To commemorate El Salvador’s national day in September, United States Secretary of State Marco Rubio said the two countries “had never been closer.”
With increased collaboration in security and a polished show of friendship on social media between Presidents Donald Tump and Nayib Bukele, it is tempting to agree.
Erik Ching, a professor of Salvadoran history at Furman University, described the current relationship between the U.S. and El Salvador as “very much a partnership.”
Security partnerships
This partnership has its roots in Bukele’s pledge to tackle Salvadoran gang violence and drug trafficking in the U.S. In March, Bukele offered to host hundreds of deportees from the U.S. in a Salvadoran mega prison for a fee.
In exchange, an investigation by The Washington Post revealed Rubio’s personal promise to Bukele to dismantle U.S.-mandated protection orders so Salvadoran “informants” with ties to MS-13 — a gang designated as a terrorist organization by the U.S. — could be deported to their home country, fulfilling Bukele’s own agenda.

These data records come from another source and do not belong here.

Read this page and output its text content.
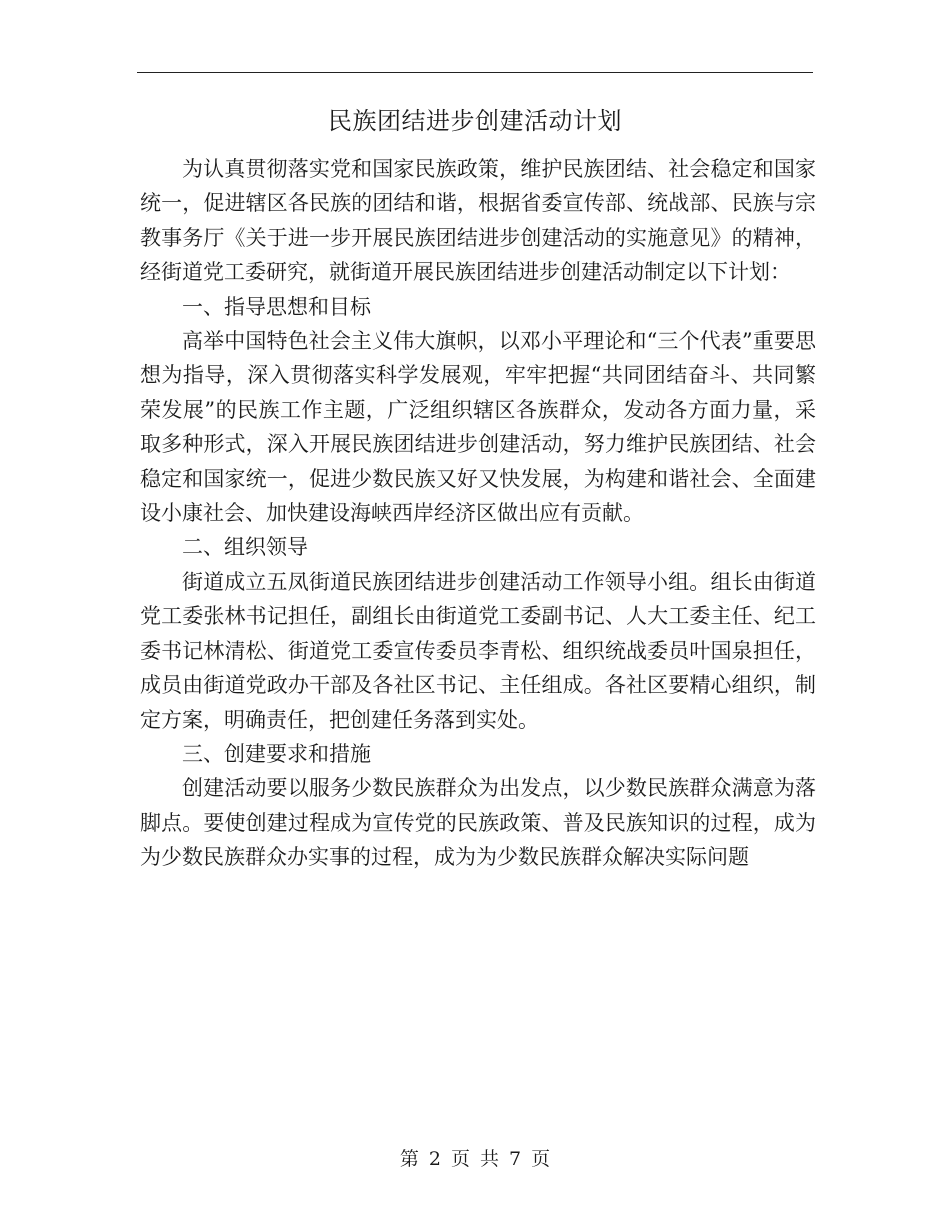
民族团结进步创建活动计划

为认真贯彻落实党和国家民族政策，维护民族团结、社会稳定和国家统一，促进辖区各民族的团结和谐，根据省委宣传部、统战部、民族与宗教事务厅《关于进一步开展民族团结进步创建活动的实施意见》的精神，经街道党工委研究，就街道开展民族团结进步创建活动制定以下计划：

一、指导思想和目标

高举中国特色社会主义伟大旗帜，以邓小平理论和“三个代表”重要思想为指导，深入贯彻落实科学发展观，牢牢把握“共同团结奋斗、共同繁荣发展”的民族工作主题，广泛组织辖区各族群众，发动各方面力量，采取多种形式，深入开展民族团结进步创建活动，努力维护民族团结、社会稳定和国家统一，促进少数民族又好又快发展，为构建和谐社会、全面建设小康社会、加快建设海峡西岸经济区做出应有贡献。

二、组织领导

街道成立五凤街道民族团结进步创建活动工作领导小组。组长由街道党工委张林书记担任，副组长由街道党工委副书记、人大工委主任、纪工委书记林清松、街道党工委宣传委员李青松、组织统战委员叶国泉担任，成员由街道党政办干部及各社区书记、主任组成。各社区要精心组织，制定方案，明确责任，把创建任务落到实处。

三、创建要求和措施

创建活动要以服务少数民族群众为出发点，以少数民族群众满意为落脚点。要使创建过程成为宣传党的民族政策、普及民族知识的过程，成为为少数民族群众办实事的过程，成为为少数民族群众解决实际问题

第 2 页 共 7 页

Essential to these agreements is loyalty. For Ching, loyalty to the American agenda in the region generates and preserves the close relationship between the administrations.
‘Mano Dura’ in the past and present
Bukele’s offerings to Trump form part of his domestic security agenda. His government has successfully lowered the Salvadoran crime rate making the country, according to the Global Security Report, one of the safest in the world. To achieve this, Bukele embarked on a program of mass incarcerations. Just under 2% of the Salvadoran population is behind bars, one of the highest global rates. Human rights organizations have accused Bukele of blocking access to fair trials and weaponizing the judicial system and security forces.
But Bukele’s decisive actions have been welcomed by El Salvador’s American neighbors. Rubio described Bukele’s leadership as “crucial” to boosting security in the region.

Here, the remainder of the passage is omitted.